The top bar hive is so named because the bees make their combs a top bar, suspended in the upper part of a cavity, and not in a full rectangular with sides and a bar downstairs. The beekeeper does not provide a wax foundation (or provides only a small piece of the start foundation) for the bees to build from. Bees build shelves so it hangs from the top bar. This is consistent with how bees build wax in a natural cavity. Some believe that the use of natural wax in a top-bar hive supports the natural systems of the bees in order to improve their health. The body of a hive top bar hive is often in the form of an inverted trapezoid in order to reduce the tendency of bees to attach the comb on the walls of the hive body, if this argument has become less popular recently.

There may be more likely that the trapezoidal shape improves the ratio between the weight of the amount of

comb attachment to the bar and helps reduce the risk of heavy combs away from the top bar when manipulated or harvested .

Unlike the Langstroth design, top-bar hive is expanded horizontally, not vertically. The top-bar design is a single case much longer, with the suspension rods in parallel.

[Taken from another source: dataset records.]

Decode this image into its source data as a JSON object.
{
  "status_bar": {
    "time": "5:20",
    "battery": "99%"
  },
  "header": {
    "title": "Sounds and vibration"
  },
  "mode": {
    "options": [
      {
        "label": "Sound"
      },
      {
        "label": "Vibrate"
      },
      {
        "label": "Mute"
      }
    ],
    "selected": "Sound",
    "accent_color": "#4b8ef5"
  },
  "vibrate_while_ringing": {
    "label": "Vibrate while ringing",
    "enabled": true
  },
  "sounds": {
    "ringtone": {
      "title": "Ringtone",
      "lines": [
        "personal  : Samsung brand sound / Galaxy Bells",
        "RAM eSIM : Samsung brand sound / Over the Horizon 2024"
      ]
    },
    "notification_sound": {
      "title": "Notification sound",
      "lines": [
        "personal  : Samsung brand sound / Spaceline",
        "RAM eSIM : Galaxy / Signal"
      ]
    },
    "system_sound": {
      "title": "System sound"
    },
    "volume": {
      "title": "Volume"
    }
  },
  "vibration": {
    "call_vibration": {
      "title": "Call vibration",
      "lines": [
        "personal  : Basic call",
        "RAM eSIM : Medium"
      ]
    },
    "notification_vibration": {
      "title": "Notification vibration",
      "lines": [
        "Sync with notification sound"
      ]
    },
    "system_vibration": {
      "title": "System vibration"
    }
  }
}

Unlike the Langstroth hive, the honey is not usually extracted by centrifuging because a top-bar frame does not have reinforced foundation or a full frame. There is a laterally oriented extractor available, made by Swienty, but they are not too popular in the United States. Because bees have to rebuild their comb honey is harvested after a top-bar hive gives harvest more beeswax honey.

However, like the Langstroth hive, the bees can be induced to store the honey separately from the areas where they are raising the brood. Therefore, bees are less likely to be killed when harvesting from a top-bar hive than when harvesting a hive or other traditional hive design.